Case in point: I’m a non-linear thinker, with little to no inner speech. My inability to clearly “see” or “hear” my own thoughts presents as two sides of the same coin: while I experience communication difficulties typical of autism, I also experience chronic disorganization at the heart of ADHD.
In another article, Surprising Things ADHD and Autism Have in Common, I wrote:
Nothing is set in stone. I can only hope that our language will refine, alongside our knowledge … In the meantime, I want the world to remember just how broad a singular diagnosis can be. Saying autism is a spectrum doesn’t just mean that autism looks different on everyone — it also means that autism, at least under its current definition, is felt and experienced differently by everyone.
I don’t know about you, but every time I meet someone new, I ask the same questions, trying to get a sense of who they are: Where do you work? What do you study? What do you like to do in your free time? And my favorite: Do we have any mutual friends? If I haven’t yet (I’m a big Insta stalker), I’ll be sure to look them up on Instagram.
According to the Uncertainty Reduction Theory, proposed by Charles Berger and Richard Calabrese in 1975, our urge to learn more about someone isn’t random—it's driven by our fear of uncertainty. Berger and Calabrese identified three main factors1 that affect our ability to get over the uncertainty hump; anticipation of further interaction (like knowing you’ll be working with someone), incentive value (when they offer something we want—whether it’s money, status, or irresistible charisma), and deviance (when they act in unexpected ways).
The last one is interesting.
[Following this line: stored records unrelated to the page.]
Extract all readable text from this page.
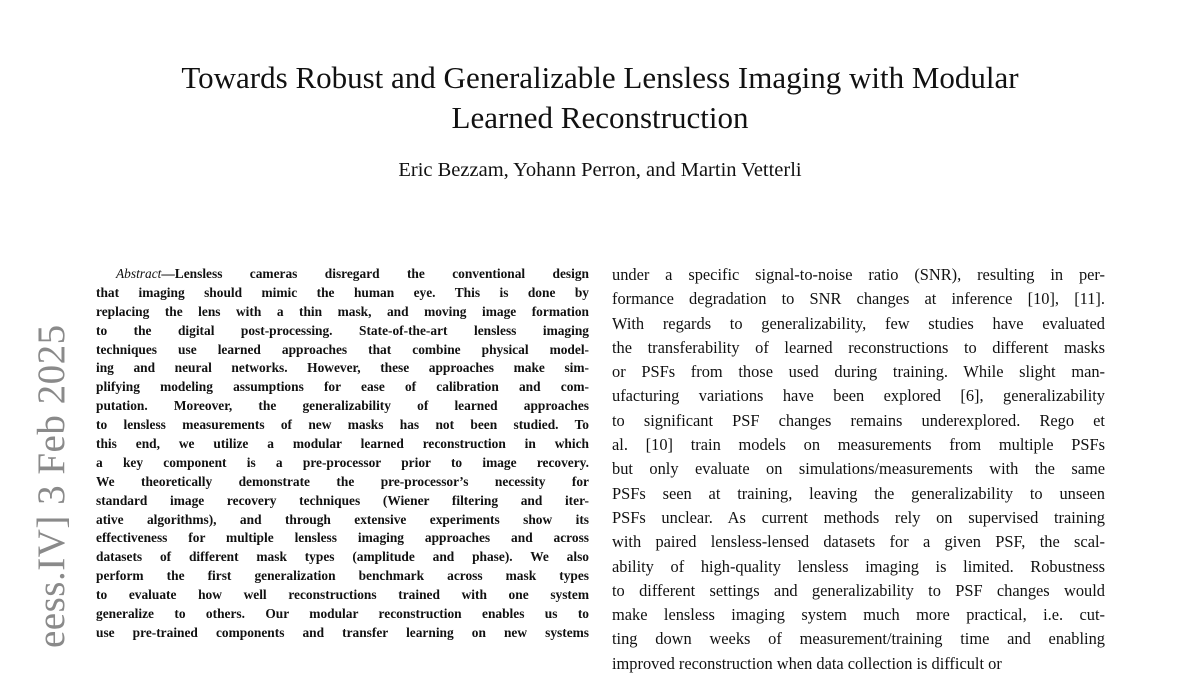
eess.IV] 3 Feb 2025
Towards Robust and Generalizable Lensless Imaging with Modular
Learned Reconstruction
Eric Bezzam, Yohann Perron, and Martin Vetterli
Abstract—Lensless cameras disregard the conventional design
that imaging should mimic the human eye. This is done by
replacing the lens with a thin mask, and moving image formation
to the digital post-processing. State-of-the-art lensless imaging
techniques use learned approaches that combine physical model-
ing and neural networks. However, these approaches make sim-
plifying modeling assumptions for ease of calibration and com-
putation. Moreover, the generalizability of learned approaches
to lensless measurements of new masks has not been studied. To
this end, we utilize a modular learned reconstruction in which
a key component is a pre-processor prior to image recovery.
We theoretically demonstrate the pre-processor’s necessity for
standard image recovery techniques (Wiener filtering and iter-
ative algorithms), and through extensive experiments show its
effectiveness for multiple lensless imaging approaches and across
datasets of different mask types (amplitude and phase). We also
perform the first generalization benchmark across mask types
to evaluate how well reconstructions trained with one system
generalize to others. Our modular reconstruction enables us to
use pre-trained components and transfer learning on new systems
under a specific signal-to-noise ratio (SNR), resulting in per-
formance degradation to SNR changes at inference [10], [11].
With regards to generalizability, few studies have evaluated
the transferability of learned reconstructions to different masks
or PSFs from those used during training. While slight man-
ufacturing variations have been explored [6], generalizability
to significant PSF changes remains underexplored. Rego et
al. [10] train models on measurements from multiple PSFs
but only evaluate on simulations/measurements with the same
PSFs seen at training, leaving the generalizability to unseen
PSFs unclear. As current methods rely on supervised training
with paired lensless-lensed datasets for a given PSF, the scal-
ability of high-quality lensless imaging is limited. Robustness
to different settings and generalizability to PSF changes would
make lensless imaging system much more practical, i.e. cut-
ting down weeks of measurement/training time and enabling
improved reconstruction when data collection is difficult or
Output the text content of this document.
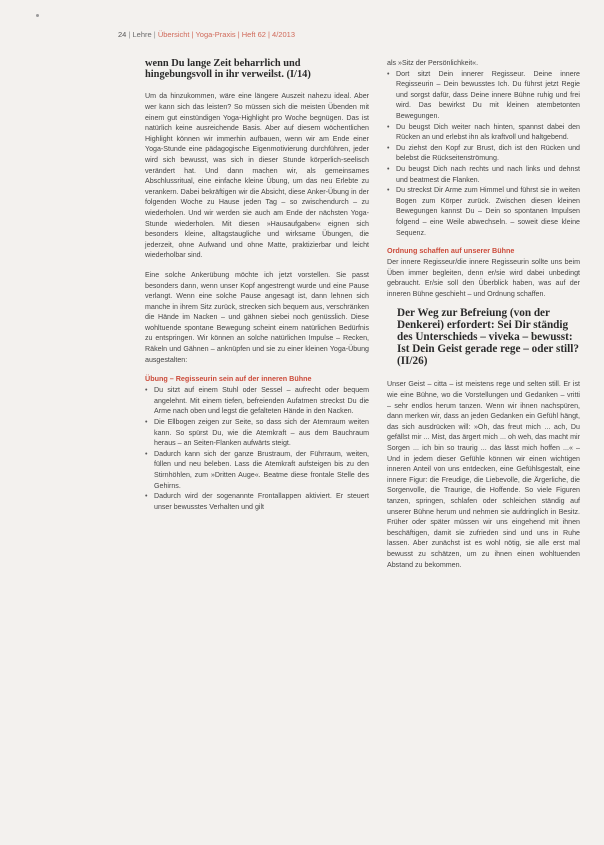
24 | Lehre | Übersicht | Yoga-Praxis | Heft 62 | 4/2013
wenn Du lange Zeit beharrlich und hingebungsvoll in ihr verweilst. (I/14)

Um da hinzukommen, wäre eine längere Auszeit nahezu ideal. Aber wer kann sich das leisten? So müssen sich die meisten Übenden mit einem gut einstündigen Yoga-Highlight pro Woche begnügen. Das ist natürlich keine ausreichende Basis. Aber auf diesem wöchentlichen Highlight können wir immerhin aufbauen, wenn wir am Ende einer Yoga-Stunde eine pädagogische Eigenmotivierung durchführen, jeder wird sich bewusst, was sich in dieser Stunde körperlich-seelisch verändert hat. Und dann machen wir, als gemeinsames Abschlussritual, eine einfache kleine Übung, um das neu Erlebte zu verankern. Dabei bekräftigen wir die Absicht, diese Anker-Übung in der folgenden Woche zu Hause jeden Tag – so zwischendurch – zu wiederholen. Und wir werden sie auch am Ende der nächsten Yoga-Stunde wiederholen. Mit diesen »Hausaufgaben« eignen sich besonders kleine, alltagstaugliche und wirksame Übungen, die jederzeit, ohne Aufwand und ohne Matte, praktizierbar und leicht wiederholbar sind.

Eine solche Ankerübung möchte ich jetzt vorstellen. Sie passt besonders dann, wenn unser Kopf angestrengt wurde und eine Pause verlangt. Wenn eine solche Pause angesagt ist, dann lehnen sich manche in ihrem Sitz zurück, strecken sich bequem aus, verschränken die Hände im Nacken – und gähnen siebei noch genüsslich. Diese wohltuende spontane Bewegung scheint einem natürlichen Bedürfnis zu entspringen. Wir können an solche natürlichen Impulse – Recken, Räkeln und Gähnen – anknüpfen und sie zu einer kleinen Yoga-Übung ausgestalten:

Übung – Regisseurin sein auf der inneren Bühne
• Du sitzt auf einem Stuhl oder Sessel – aufrecht oder bequem angelehnt. Mit einem tiefen, befreienden Aufatmen streckst Du die Arme nach oben und legst die gefalteten Hände in den Nacken.
• Die Ellbogen zeigen zur Seite, so dass sich der Atemraum weiten kann. So spürst Du, wie die Atemkraft – aus dem Bauchraum heraus – an Seiten-Flanken aufwärts steigt.
• Dadurch kann sich der ganze Brustraum, der Führraum, weiten, füllen und neu beleben. Lass die Atemkraft aufsteigen bis zu den Stirnhöhlen, zum »Dritten Auge«. Beatme diese frontale Stelle des Gehirns.
• Dadurch wird der sogenannte Frontallappen aktiviert. Er steuert unser bewusstes Verhalten und gilt

als »Sitz der Persönlichkeit«.

• Dort sitzt Dein innerer Regisseur. Deine innere Regisseurin – Dein bewusstes Ich. Du führst jetzt Regie und sorgst dafür, dass Deine innere Bühne ruhig und frei wird. Das bewirkst Du mit kleinen atembetonten Bewegungen.
• Du beugst Dich weiter nach hinten, spannst dabei den Rücken an und erlebst ihn als kraftvoll und haltgebend.
• Du ziehst den Kopf zur Brust, dich ist den Rücken und belebst die Rückseitenströmung.
• Du beugst Dich nach rechts und nach links und dehnst und beatmest die Flanken.
• Du streckst Dir Arme zum Himmel und führst sie in weiten Bogen zum Körper zurück. Zwischen diesen kleinen Bewegungen kannst Du – Dein so spontanen Impulsen folgend – eine Weile abwechseln. – soweit diese kleine Sequenz.
Ordnung schaffen auf unserer Bühne

Der innere Regisseur/die innere Regisseurin sollte uns beim Üben immer begleiten, denn er/sie wird dabei unbedingt gebraucht. Er/sie soll den Überblick haben, was auf der inneren Bühne geschieht – und Ordnung schaffen.

Der Weg zur Befreiung (von der Denkerei) erfordert: Sei Dir ständig des Unterschieds – viveka – bewusst: Ist Dein Geist gerade rege – oder still? (II/26)

Unser Geist – citta – ist meistens rege und selten still. Er ist wie eine Bühne, wo die Vorstellungen und Gedanken – vritti – sehr endlos herum tanzen. Wenn wir ihnen nachspüren, dann merken wir, dass an jeden Gedanken ein Gefühl hängt, das sich ausdrücken will: »Oh, das freut mich ... ach, Du gefällst mir ... Mist, das ärgert mich ... oh weh, das macht mir Sorgen ... ich bin so traurig ... das lässt mich hoffen ...« – Und in jedem dieser Gefühle können wir einen wichtigen inneren Anteil von uns entdecken, eine Gefühlsgestalt, eine innere Figur: die Freudige, die Liebevolle, die Ärgerliche, die Sorgenvolle, die Traurige, die Hoffende. So viele Figuren tanzen, springen, schlafen oder schleichen ständig auf unserer Bühne herum und nehmen sie aufdringlich in Besitz. Früher oder später müssen wir uns eingehend mit ihnen beschäftigen, damit sie zufrieden sind und uns in Ruhe lassen. Aber zunächst ist es wohl nötig, sie alle erst mal bewusst zu schätzen, um zu ihnen einen wohltuenden Abstand zu bekommen.
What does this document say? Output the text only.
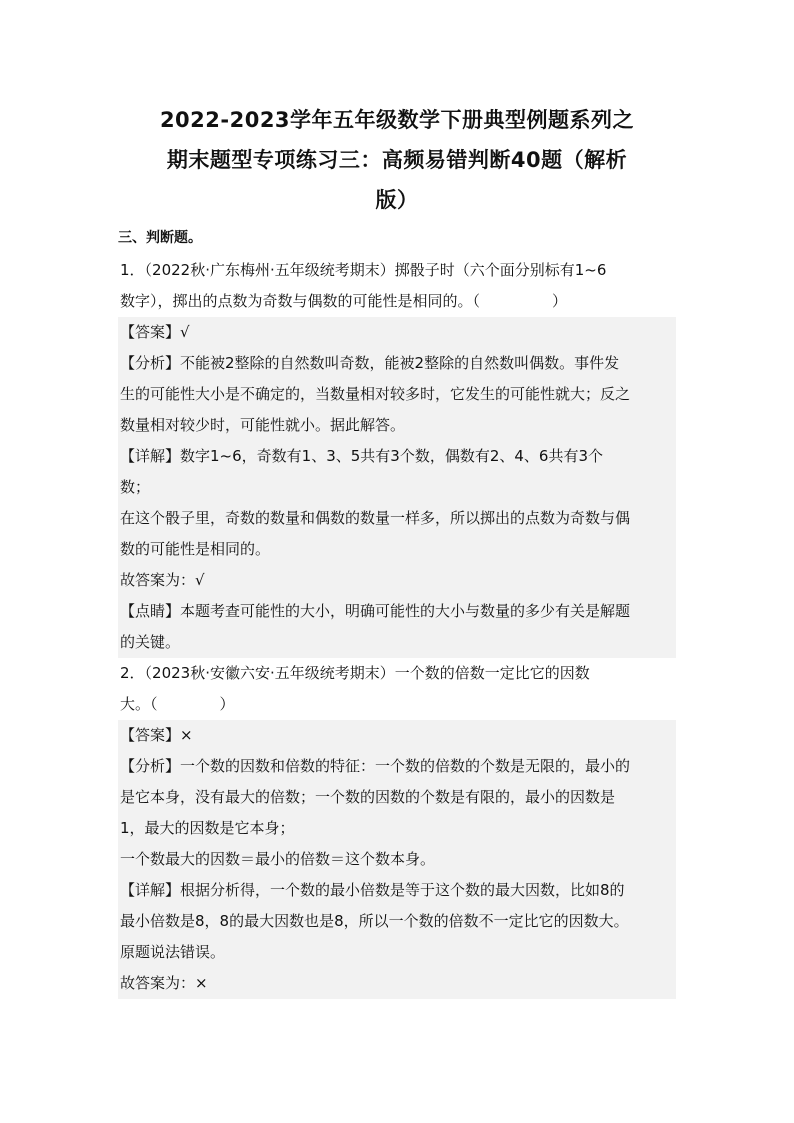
2022-2023学年五年级数学下册典型例题系列之
期末题型专项练习三：高频易错判断40题（解析
版）
三、判断题。
1．（2022秋·广东梅州·五年级统考期末）掷骰子时（六个面分别标有1~6
数字），掷出的点数为奇数与偶数的可能性是相同的。（	）
【答案】√
【分析】不能被2整除的自然数叫奇数，能被2整除的自然数叫偶数。事件发
生的可能性大小是不确定的，当数量相对较多时，它发生的可能性就大；反之
数量相对较少时，可能性就小。据此解答。
【详解】数字1~6，奇数有1、3、5共有3个数，偶数有2、4、6共有3个
数；
在这个骰子里，奇数的数量和偶数的数量一样多，所以掷出的点数为奇数与偶
数的可能性是相同的。
故答案为：√
【点睛】本题考查可能性的大小，明确可能性的大小与数量的多少有关是解题
的关键。
2．（2023秋·安徽六安·五年级统考期末）一个数的倍数一定比它的因数
大。（	）
【答案】×
【分析】一个数的因数和倍数的特征：一个数的倍数的个数是无限的，最小的
是它本身，没有最大的倍数；一个数的因数的个数是有限的，最小的因数是
1，最大的因数是它本身；
一个数最大的因数＝最小的倍数＝这个数本身。
【详解】根据分析得，一个数的最小倍数是等于这个数的最大因数，比如8的
最小倍数是8，8的最大因数也是8，所以一个数的倍数不一定比它的因数大。
原题说法错误。
故答案为：×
People often defy expectations, all the time (Judee K. Burgeon, another scholar, says there are two types of expectations: predictive expectancies, which is what you think a person would do in a given situation, and prescriptive expectancies, which is what you think a person should do2). A bit of unexpected behavior can make us go, “Hmm, what’s up with that?” But past a certain point, it might make us shut down: “I don’t even know what’s going on. I’m out.”
In other news: we’re all running from the beast called uncertainty and every person who’s in your life is here because of our fight-or-flight response.
When I sat down with one of my first college friends, Madison*, to give her The Talk, what she said surprised me:
“I know,” she said. “You wrote about it in your articles. I actually looked through your website and read everything. I dig it.”
This was why I did what I did.
In other news: we’re all running from the beast called uncertainty and every person who’s in your life is here because of our fight-or-flight response.
And still, my digital footprint revealed another jarring inconsistency: the discrepancy between my spoken and written communication ability.
Offline, I was plain-spoken, usually observed mumbling indistinctly and trailing off into laughter: “I don’t even know what I was saying.” Online, I was sharper than a needle. Any conversation deeper than what I ate for lunch sort of became an exercise in flowery writing. I don’t have nudes but I have old text and email exchanges that either read like a scathing WaPo editorial or a sanctimonious breakup announcement from a child-actor-turned-spiritual-healer on Instagram. Go figure.
For a long time, I thought the only reason people didn’t trust me was because they didn’t know what I was capable of. They thought I couldn’t understand the same things they did; any piece of contrary evidence, I assumed, they dismissed as a one-off thing or me just copying what I saw other people do. But what if people didn’t trust me because they knew what I was capable of?